Allen gemeinsam ist die schlanke Architektur und der geringe Ressourcenverbrauch, was sie auch für ältere Rechner - speziell auch für die eee-PCs - interessant macht.

Insbesondere gibt es einige Puppy-Derivate, die speziell auf die eee-PCs angepasst sind, und z.T. auch heute noch gepflegt werden. Besondere Verdienste haben sich dabei Entwickler wie Jemimah (z.B. mit "Saluki" und "Fluppy") oder 8Geee (z.B. mit "Slacko5.7 for the eeePC") erworben, deren Puppy-Derivate Du z.B. im Puppy Linux Discussion Forum unter "murga-linux.com/puppy/" in der Rubrik "Puppy Derivatives" findest.

Empfehlenswert ist u.a. auch X-Slacko 4.2 (XFCE Desktop Environment, Slackware kompatibel), das sich - ebenso wie die eee-PC Puplets - z.B. mit UNETBOOTIN bootfähig auf einem 2GB+ USB-Stick installieren lässt, aber natürlich auch auf der Festplatte/SSD eingerichtet werden kann.

Vom selben Entwickler (rg66) stammt auch X-Tahr 2.0 (ebenfalls schlanker XFCE Desktop, Ubuntu Trusty Tahr kompatibel), das ich persönlich aber noch nicht getestet habe (gute Kritiken, Link s.o.).

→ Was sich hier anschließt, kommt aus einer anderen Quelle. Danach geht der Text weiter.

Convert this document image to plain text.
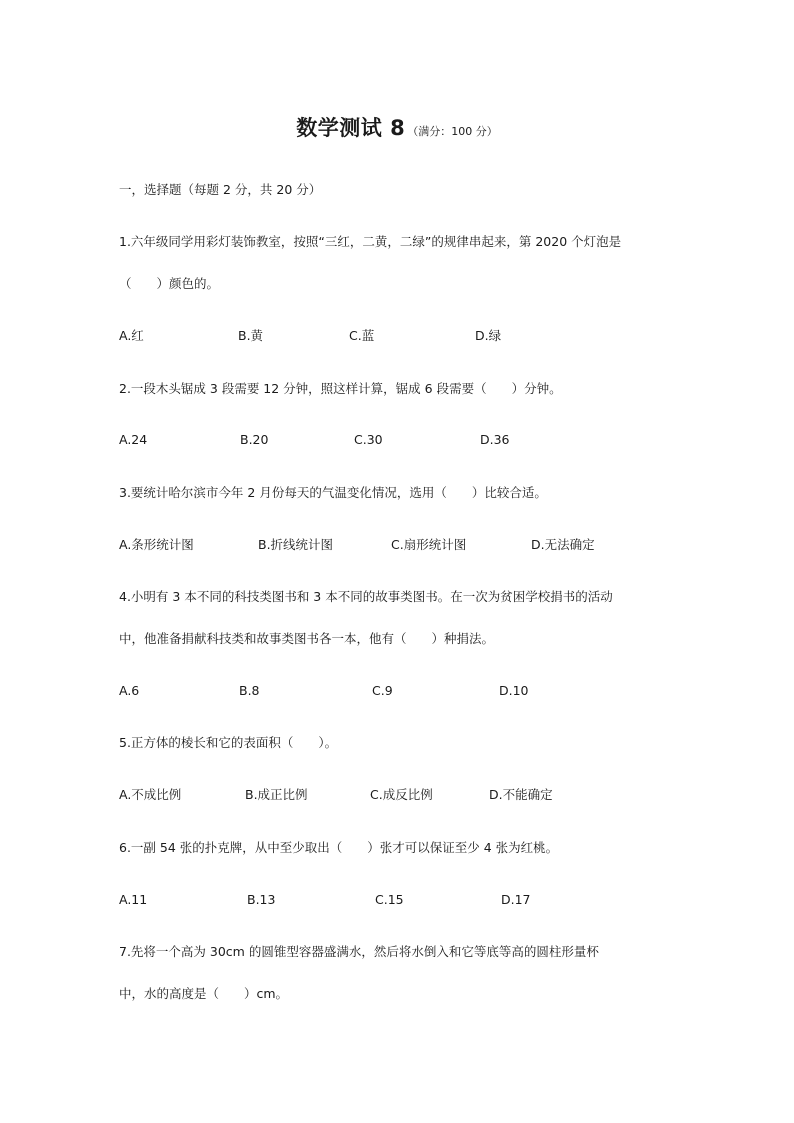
数学测试 8 （满分：100 分）
一，选择题（每题 2 分，共 20 分）
1.六年级同学用彩灯装饰教室，按照“三红，二黄，二绿”的规律串起来，第 2020 个灯泡是
（　　）颜色的。
A.红	B.黄	C.蓝	D.绿
2.一段木头锯成 3 段需要 12 分钟，照这样计算，锯成 6 段需要（　　）分钟。
A.24	B.20	C.30	D.36
3.要统计哈尔滨市今年 2 月份每天的气温变化情况，选用（　　）比较合适。
A.条形统计图	B.折线统计图	C.扇形统计图	D.无法确定
4.小明有 3 本不同的科技类图书和 3 本不同的故事类图书。在一次为贫困学校捐书的活动
中，他准备捐献科技类和故事类图书各一本，他有（　　）种捐法。
A.6	B.8	C.9	D.10
5.正方体的棱长和它的表面积（　　）。
A.不成比例	B.成正比例	C.成反比例	D.不能确定
6.一副 54 张的扑克牌，从中至少取出（　　）张才可以保证至少 4 张为红桃。
A.11	B.13	C.15	D.17
7.先将一个高为 30cm 的圆锥型容器盛满水，然后将水倒入和它等底等高的圆柱形量杯
中，水的高度是（　　）cm。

Die Puppy-Derivate lassen sich beim Start vollständig ins RAM laden, und laufen dann entsprechend performant, insbesondere auch auf Netbooks.

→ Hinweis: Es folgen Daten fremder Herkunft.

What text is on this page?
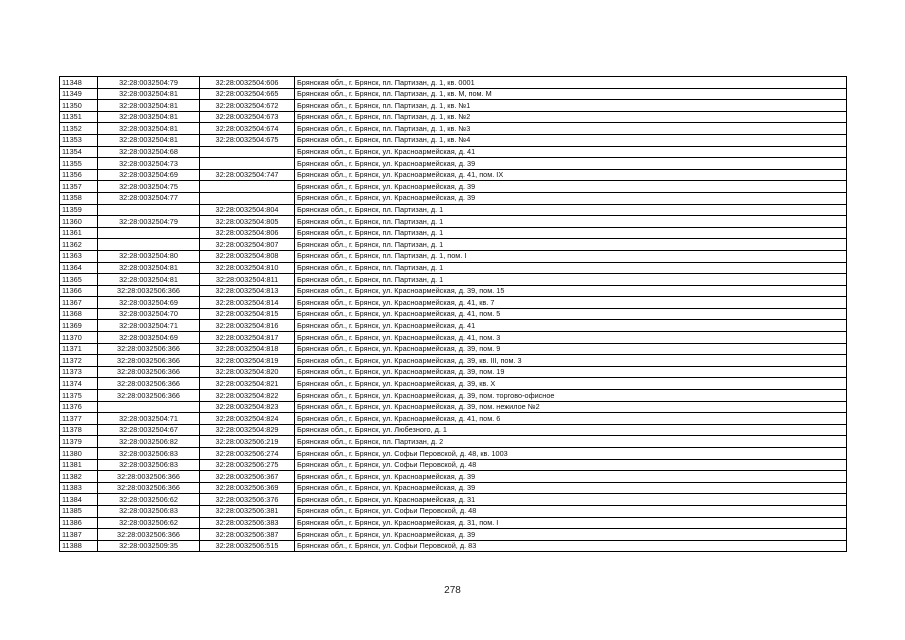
11348	32:28:0032504:79	32:28:0032504:606	Брянская обл., г. Брянск, пл. Партизан, д. 1, кв. 0001
11349	32:28:0032504:81	32:28:0032504:665	Брянская обл., г. Брянск, пл. Партизан, д. 1, кв. М, пом. М
11350	32:28:0032504:81	32:28:0032504:672	Брянская обл., г. Брянск, пл. Партизан, д. 1, кв. №1
11351	32:28:0032504:81	32:28:0032504:673	Брянская обл., г. Брянск, пл. Партизан, д. 1, кв. №2
11352	32:28:0032504:81	32:28:0032504:674	Брянская обл., г. Брянск, пл. Партизан, д. 1, кв. №3
11353	32:28:0032504:81	32:28:0032504:675	Брянская обл., г. Брянск, пл. Партизан, д. 1, кв. №4
11354	32:28:0032504:68		Брянская обл., г. Брянск, ул. Красноармейская, д. 41
11355	32:28:0032504:73		Брянская обл., г. Брянск, ул. Красноармейская, д. 39
11356	32:28:0032504:69	32:28:0032504:747	Брянская обл., г. Брянск, ул. Красноармейская, д. 41, пом. IX
11357	32:28:0032504:75		Брянская обл., г. Брянск, ул. Красноармейская, д. 39
11358	32:28:0032504:77		Брянская обл., г. Брянск, ул. Красноармейская, д. 39
11359		32:28:0032504:804	Брянская обл., г. Брянск, пл. Партизан, д. 1
11360	32:28:0032504:79	32:28:0032504:805	Брянская обл., г. Брянск, пл. Партизан, д. 1
11361		32:28:0032504:806	Брянская обл., г. Брянск, пл. Партизан, д. 1
11362		32:28:0032504:807	Брянская обл., г. Брянск, пл. Партизан, д. 1
11363	32:28:0032504:80	32:28:0032504:808	Брянская обл., г. Брянск, пл. Партизан, д. 1, пом. I
11364	32:28:0032504:81	32:28:0032504:810	Брянская обл., г. Брянск, пл. Партизан, д. 1
11365	32:28:0032504:81	32:28:0032504:811	Брянская обл., г. Брянск, пл. Партизан, д. 1
11366	32:28:0032506:366	32:28:0032504:813	Брянская обл., г. Брянск, ул. Красноармейская, д. 39, пом. 15
11367	32:28:0032504:69	32:28:0032504:814	Брянская обл., г. Брянск, ул. Красноармейская, д. 41, кв. 7
11368	32:28:0032504:70	32:28:0032504:815	Брянская обл., г. Брянск, ул. Красноармейская, д. 41, пом. 5
11369	32:28:0032504:71	32:28:0032504:816	Брянская обл., г. Брянск, ул. Красноармейская, д. 41
11370	32:28:0032504:69	32:28:0032504:817	Брянская обл., г. Брянск, ул. Красноармейская, д. 41, пом. 3
11371	32:28:0032506:366	32:28:0032504:818	Брянская обл., г. Брянск, ул. Красноармейская, д. 39, пом. 9
11372	32:28:0032506:366	32:28:0032504:819	Брянская обл., г. Брянск, ул. Красноармейская, д. 39, кв. III, пом. 3
11373	32:28:0032506:366	32:28:0032504:820	Брянская обл., г. Брянск, ул. Красноармейская, д. 39, пом. 19
11374	32:28:0032506:366	32:28:0032504:821	Брянская обл., г. Брянск, ул. Красноармейская, д. 39, кв. X
11375	32:28:0032506:366	32:28:0032504:822	Брянская обл., г. Брянск, ул. Красноармейская, д. 39, пом. торгово-офисное
11376		32:28:0032504:823	Брянская обл., г. Брянск, ул. Красноармейская, д. 39, пом. нежилое №2
11377	32:28:0032504:71	32:28:0032504:824	Брянская обл., г. Брянск, ул. Красноармейская, д. 41, пом. 6
11378	32:28:0032504:67	32:28:0032504:829	Брянская обл., г. Брянск, ул. Любезного, д. 1
11379	32:28:0032506:82	32:28:0032506:219	Брянская обл., г. Брянск, пл. Партизан, д. 2
11380	32:28:0032506:83	32:28:0032506:274	Брянская обл., г. Брянск, ул. Софьи Перовской, д. 48, кв. 1003
11381	32:28:0032506:83	32:28:0032506:275	Брянская обл., г. Брянск, ул. Софьи Перовской, д. 48
11382	32:28:0032506:366	32:28:0032506:367	Брянская обл., г. Брянск, ул. Красноармейская, д. 39
11383	32:28:0032506:366	32:28:0032506:369	Брянская обл., г. Брянск, ул. Красноармейская, д. 39
11384	32:28:0032506:62	32:28:0032506:376	Брянская обл., г. Брянск, ул. Красноармейская, д. 31
11385	32:28:0032506:83	32:28:0032506:381	Брянская обл., г. Брянск, ул. Софьи Перовской, д. 48
11386	32:28:0032506:62	32:28:0032506:383	Брянская обл., г. Брянск, ул. Красноармейская, д. 31, пом. I
11387	32:28:0032506:366	32:28:0032506:387	Брянская обл., г. Брянск, ул. Красноармейская, д. 39
11388	32:28:0032509:35	32:28:0032506:515	Брянская обл., г. Брянск, ул. Софьи Перовской, д. 83
278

Als Besonderheit werden sämtliche Lokalisierungen, Änderungen, Nutzerdaten, Updates etc. - vom Betriebssystem sauber getrennt und bei Bedarf verschlüsselt - auf Wunsch beim Herunterfahren in einer einzigen Containerdatei (sog. SAVE-File) gespeichert, und stehen dann beim nächsten Start optional wieder zur Verfügung (Layered File System).

Zusätzliche Software muss nicht fest ins System installiert werden, sondern lässt sich bei Bedarf als Paket (SFS) zur Laufzeit dazuladen. Hier existiert eine große Auswahl namhafter Programme, wie z.B. LibreOffice, Gimp, VirtualBox, Wine etc...

Einige der aktuellen Puppy-Derivate unterstützen UEFI und PAE, und sind z.T. sowohl als 32-Bit-, als auch als 64-Bit-Variante verfügbar - sind also auch für "normale" Notebooks und PCs sehr gut geeignet.

Ausführliche weitere Informationen und Download-Links findest Du ebenfalls im Puppy Linux Discussion Forum unter "murga-linux.com/puppy/" in der Rubrik "Puppy Derivatives".

Hallo

Was empfielt ihr?

Nimm eine beliebige Distribution die mit pae klar kommt und installieren darauf einen dieser Desktops:

  • Enlightenment
  • LXDE
  • LXQT
  • Budgie
  • XFCE
  • Mate
  • Rox
  • oder benutze einen reinen Fenstermanager (icewm, openbox ect.)

Wenn es "fertig" sein soll, dann nimm Puppy, SliTaz, AntiX, Bodhie dafür.

Keinesfalls sind Gnome, Cinnamon oder KDE zu empfehlen.

Linuxhase

Wie du schon erwähntest ist Lubuntu für schwächere deutlich sie beste Lösung wenn du die meiste Leistung aus deinem Rechner bekommen willst. Xubuntu ist auch noch ganz schnell, aber z.B. Linux Mint oder OpenSuse sind einfach zu Ressourcen-hungrig.

Mit Normal-Ubuntu schnauft die Kiste schon ziemlich. Mint daher keine wirkliche Alternative, weil es etwas mehr braucht. Letzteres habe ich auf dem "großen" PC, der aber auch richtig Power hat.

SuSE mag ich überhaupt nicht :-D. War mein erstes Linux überhaupt und es hat mich eines gelehrt: "Linux ist ein Assi-Windows". Durch Zufall bin ich Jahre später auf Ubuntu gestoßen und habe mir gedacht: "Mensch, ist doch kein Assi-Windows" xD.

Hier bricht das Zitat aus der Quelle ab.